Characterisation of a developer’s experience fields using topic modelling

University essay from Linköpings universitet/Institutionen för datavetenskap

Abstract: Finding the most relevant candidate for a position represents an ubiquitous challenge for organisations. It can also be arduous for a candidate to explain on a concise resume what they have experience with. Due to the fact that the candidate usually has to select which experience to expose and filter out some of them, they might not be detected by the person carrying out the search, whereas they were indeed having the desired experience. In the field of software engineering, developing one's experience usually leaves traces behind: the code one produced. This project explores approaches to tackle the screening challenges with an automated way of extracting experience directly from code by defining common lexical patterns in code for different experience fields, using topic modeling. Two different techniques were compared. On one hand, Latent Dirichlet Allocation (LDA) is a generative statistical model which has proven to yield good results in topic modeling.

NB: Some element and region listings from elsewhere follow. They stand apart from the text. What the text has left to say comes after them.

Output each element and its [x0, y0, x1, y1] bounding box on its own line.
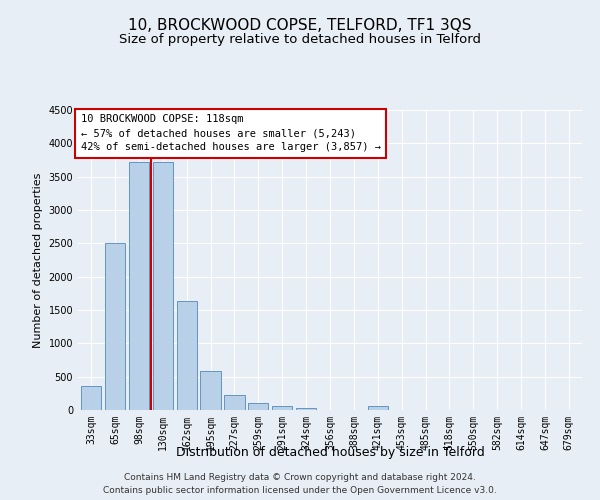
Bar: [129, 162, 149, 410]
Bar: [296, 408, 316, 410]
Text: Size of property relative to detached houses in Telford: Size of property relative to detached ho…: [119, 32, 481, 46]
Bar: [224, 395, 245, 410]
Text: 10, BROCKWOOD COPSE, TELFORD, TF1 3QS: 10, BROCKWOOD COPSE, TELFORD, TF1 3QS: [128, 18, 472, 32]
Bar: [368, 406, 388, 410]
Bar: [81, 386, 101, 410]
Bar: [176, 302, 197, 410]
Bar: [200, 372, 221, 410]
Bar: [272, 406, 292, 410]
Text: 10 BROCKWOOD COPSE: 118sqm
← 57% of detached houses are smaller (5,243)
42% of s: 10 BROCKWOOD COPSE: 118sqm ← 57% of deta…: [80, 114, 380, 152]
Bar: [105, 242, 125, 410]
Bar: [248, 403, 268, 410]
Bar: [152, 162, 173, 410]
Y-axis label: Number of detached properties: Number of detached properties: [33, 172, 43, 348]
Text: Contains HM Land Registry data © Crown copyright and database right 2024.
Contai: Contains HM Land Registry data © Crown c…: [103, 473, 497, 495]
Text: Distribution of detached houses by size in Telford: Distribution of detached houses by size …: [176, 446, 484, 459]
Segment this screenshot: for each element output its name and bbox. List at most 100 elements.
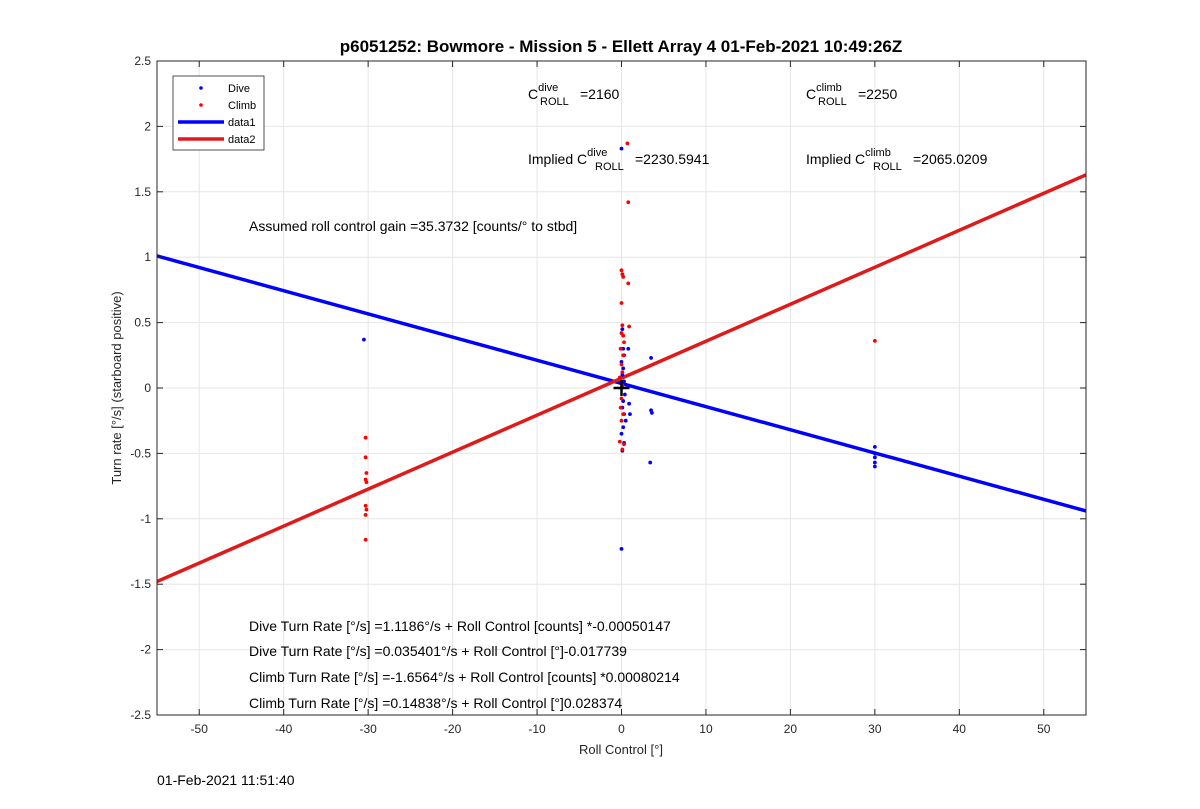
c-climb-annotation: Cclimb ROLL =2250 [806,82,898,108]
dive-point [622,392,627,397]
fit-dive-counts: Dive Turn Rate [°/s] =1.1186°/s + Roll C… [249,618,671,634]
climb-point [619,268,624,273]
dive-point [620,373,625,377]
climb-point [621,274,626,279]
climb-point [618,405,623,410]
climb-point [621,412,626,417]
climb-point [363,503,368,508]
dive-point [649,356,653,360]
fit-dive-degrees: Dive Turn Rate [°/s] =0.035401°/s + Roll… [249,643,627,659]
y-tick-label: 0 [144,381,151,395]
climb-point [626,200,631,205]
dive-point [872,464,877,469]
climb-point [363,537,368,542]
climb-point [363,512,368,517]
axis-ticks: -50 -40 -30 -20 -10 0 10 20 30 40 50-2.5-2-1.5-1-0… [130,54,1086,736]
legend-data1-label: data1 [228,117,256,129]
climb-point [617,375,622,380]
climb-point [617,439,622,444]
fit-climb-degrees: Climb Turn Rate [°/s] =0.14838°/s + Roll… [249,695,622,711]
x-tick-label: -30 [359,722,377,736]
dive-point [650,410,654,415]
dive-point [619,146,624,151]
climb-point [620,323,625,328]
dive-point [621,425,626,430]
climb-point [872,339,877,343]
climb-point [626,281,631,286]
dive-point [619,359,624,364]
y-tick-label: -2.5 [130,708,151,722]
climb-point [619,396,624,401]
climb-point [619,362,624,367]
x-axis-label: Roll Control [°] [579,742,663,757]
climb-point [622,340,626,345]
y-tick-label: 1.5 [134,185,151,199]
dive-point [621,366,626,371]
dive-point [872,455,877,460]
dive-point [648,460,653,465]
legend: Dive Climb data1 data2 [172,75,265,151]
x-tick-label: -40 [275,722,293,736]
x-tick-label: 30 [868,722,882,736]
y-tick-label: -1 [140,512,151,526]
climb-point [363,435,368,440]
climb-point [621,353,626,358]
dive-point [872,460,877,465]
x-tick-label: -50 [191,722,209,736]
dive-point [362,337,366,342]
x-tick-label: 10 [699,722,713,736]
gain-annotation: Assumed roll control gain =35.3732 [coun… [249,218,577,234]
dive-point [872,451,877,456]
x-tick-label: -20 [444,722,462,736]
legend-climb-marker [199,103,203,107]
footer-timestamp: 01-Feb-2021 11:51:40 [157,772,295,788]
fit-climb-counts: Climb Turn Rate [°/s] =-1.6564°/s + Roll… [249,669,680,685]
climb-point [619,418,624,423]
implied-climb-annotation: Implied Cclimb ROLL =2065.0209 [806,147,988,173]
c-dive-annotation: Cdive ROLL =2160 [528,82,620,108]
y-axis-label: Turn rate [°/s] (starboard positive) [109,291,124,484]
y-tick-label: -1.5 [130,577,151,591]
y-tick-label: 1 [144,250,151,264]
x-tick-label: 40 [953,722,967,736]
y-tick-label: -2 [140,643,151,657]
y-tick-label: 0.5 [134,316,151,330]
climb-point [363,455,368,460]
dive-point [626,346,631,351]
climb-point [364,471,369,475]
implied-dive-annotation: Implied Cdive ROLL =2230.5941 [528,147,710,173]
data-points [362,141,877,551]
climb-point [364,480,369,485]
climb-point [621,333,626,338]
climb-point [618,346,623,351]
climb-point [622,442,626,447]
climb-point [620,447,625,452]
dive-point [619,431,624,436]
y-tick-label: 2.5 [134,54,151,68]
y-tick-label: 2 [144,119,151,133]
dive-point [620,327,625,332]
origin-cross-marker [613,380,630,396]
dive-point [619,546,624,551]
y-tick-label: -0.5 [130,446,151,460]
climb-point [627,324,632,329]
x-tick-label: 0 [618,722,625,736]
dive-point [623,418,628,423]
chart-title: p6051252: Bowmore - Mission 5 - Ellett A… [340,37,903,56]
dive-point [628,412,632,417]
climb-point [620,370,625,375]
legend-data2-label: data2 [228,134,256,146]
legend-climb-label: Climb [228,100,256,112]
climb-point [619,301,624,305]
x-tick-label: 20 [784,722,798,736]
dive-point [627,401,632,406]
legend-dive-marker [199,86,203,90]
climb-point [364,507,369,512]
dive-point [622,379,626,384]
x-tick-label: 50 [1037,722,1051,736]
legend-dive-label: Dive [228,83,250,95]
climb-point [625,141,630,146]
x-tick-label: -10 [528,722,546,736]
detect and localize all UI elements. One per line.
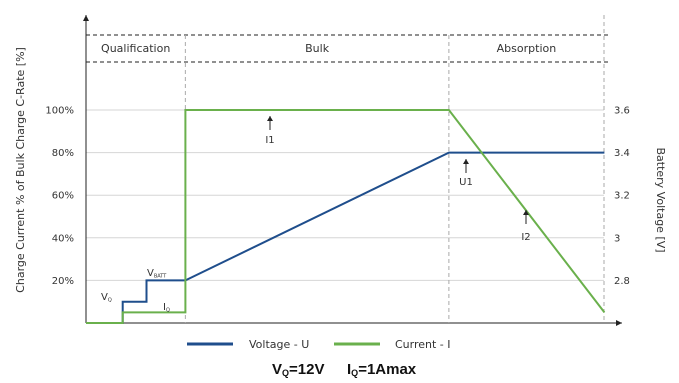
label-i1: I1 (265, 135, 274, 146)
label-vq: VQ (101, 292, 112, 304)
label-i2: I2 (521, 232, 530, 243)
annotation-arrowhead (463, 159, 469, 164)
current-line (86, 109, 606, 324)
annotation-arrowhead (267, 116, 273, 121)
chart-frame (83, 15, 622, 326)
section-label: Absorption (497, 42, 557, 55)
left-tick-label: 80% (52, 148, 74, 159)
annotations: I1 U1 I2 VQ VBATT IQ (101, 116, 531, 314)
y2-axis-label: Battery Voltage [V] (654, 147, 667, 252)
label-vbatt: VBATT (147, 268, 167, 280)
footer-vq: VQ=12V (272, 361, 324, 378)
right-tick-label: 3 (614, 233, 620, 244)
section-label: Qualification (101, 42, 170, 55)
right-tick-label: 2.8 (614, 276, 630, 287)
footer-iq: IQ=1Amax (347, 361, 417, 378)
gridlines (86, 109, 604, 281)
label-u1: U1 (459, 177, 473, 188)
axis-ticks: 100% 80% 60% 40% 20% 3.6 3.4 3.2 3 2.8 (45, 106, 630, 287)
right-tick-label: 3.4 (614, 148, 630, 159)
left-tick-label: 40% (52, 233, 74, 244)
label-iq: IQ (163, 302, 170, 314)
left-tick-label: 60% (52, 191, 74, 202)
left-tick-label: 20% (52, 276, 74, 287)
x-axis-arrow (616, 320, 622, 326)
y-axis-label: Charge Current % of Bulk Charge C-Rate [… (14, 47, 27, 293)
legend: Voltage - U Current - I (187, 338, 451, 351)
right-tick-label: 3.2 (614, 191, 630, 202)
y-axis-arrow (83, 15, 89, 21)
right-tick-label: 3.6 (614, 106, 630, 117)
annotation-arrowhead (523, 210, 529, 215)
footer-formula: VQ=12V IQ=1Amax (272, 361, 417, 378)
series-lines (86, 109, 606, 324)
section-label: Bulk (305, 42, 330, 55)
legend-current-label: Current - I (395, 338, 451, 351)
left-tick-label: 100% (45, 106, 74, 117)
phase-sections: Qualification Bulk Absorption (86, 34, 610, 323)
legend-voltage-label: Voltage - U (249, 338, 309, 351)
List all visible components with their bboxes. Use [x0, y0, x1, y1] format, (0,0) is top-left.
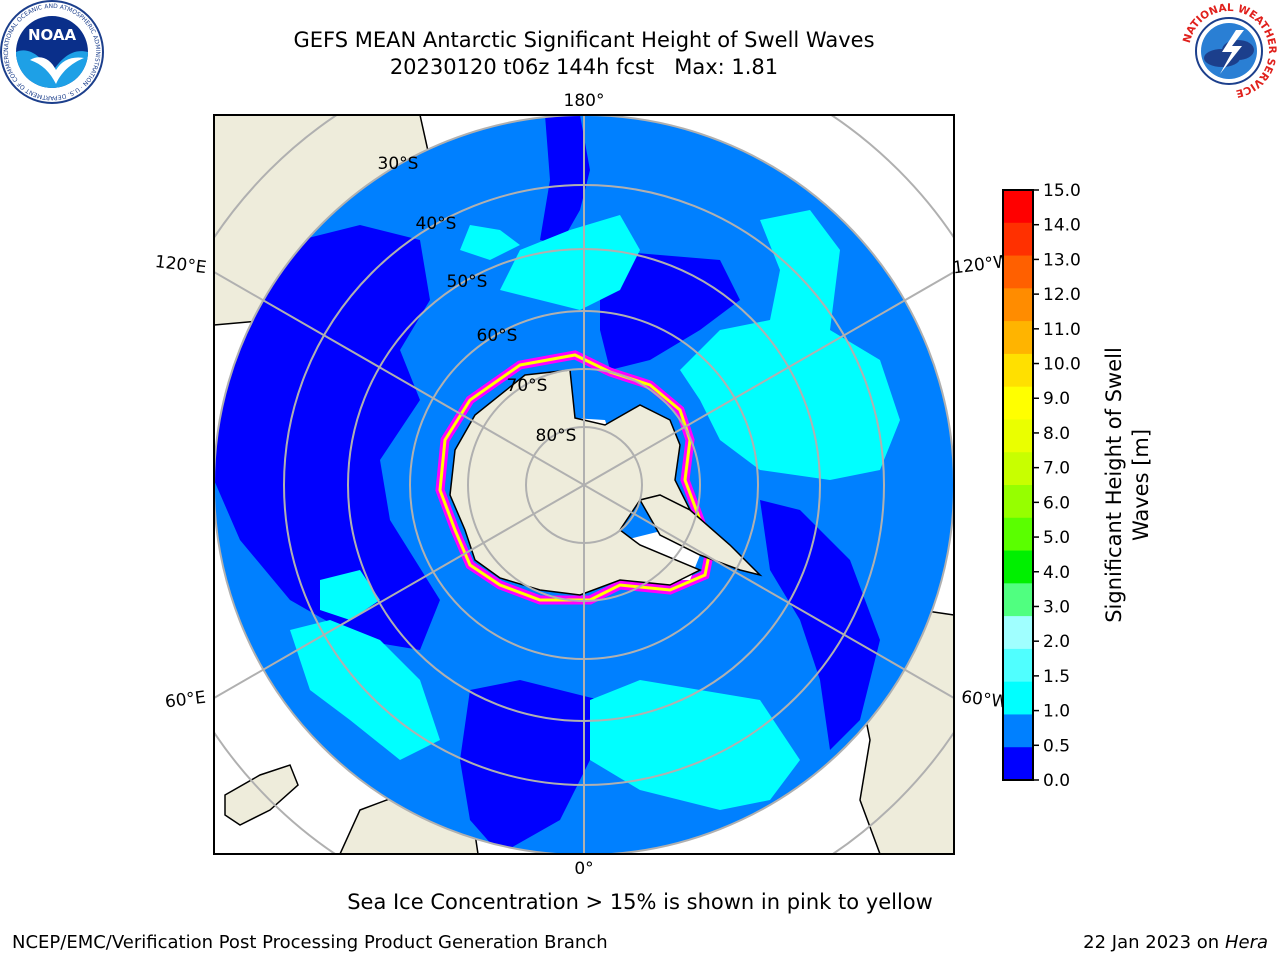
noaa-logo-text: NOAA — [28, 26, 77, 44]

On the other hand Non-Negative Matrix Factorization (NMF) is simply a singular value decomposition of a matrix representing the code corpus as word counts per piece of code.The code gathered consisted of 30 random repositories from all the collaborators of the open-source Ruby-on-Rails project on GitHub, which was then applied common natural language processing transformation steps. The results of both techniques were compared using respectively perplexity for LDA, reconstruction error for NMF and topic coherence for both. The two first represent how well the data could be represented by the topics produced while the later estimates the hanging and fitting together of the elements of a topic, and can depict human understandability and interpretability. Given that we did not have any similar work to benchmark with, the performance of the values obtained is hard to assess scientifically. However, the method seems promising as we would have been rather confident in assigning labels to 10 of the topics generated. The results imply that one could probably use natural language processing methods directly on code production in order to extend the detected fields of experience of a developer, with a finer granularity than traditional resumes and with fields definition evolving dynamically with the technology.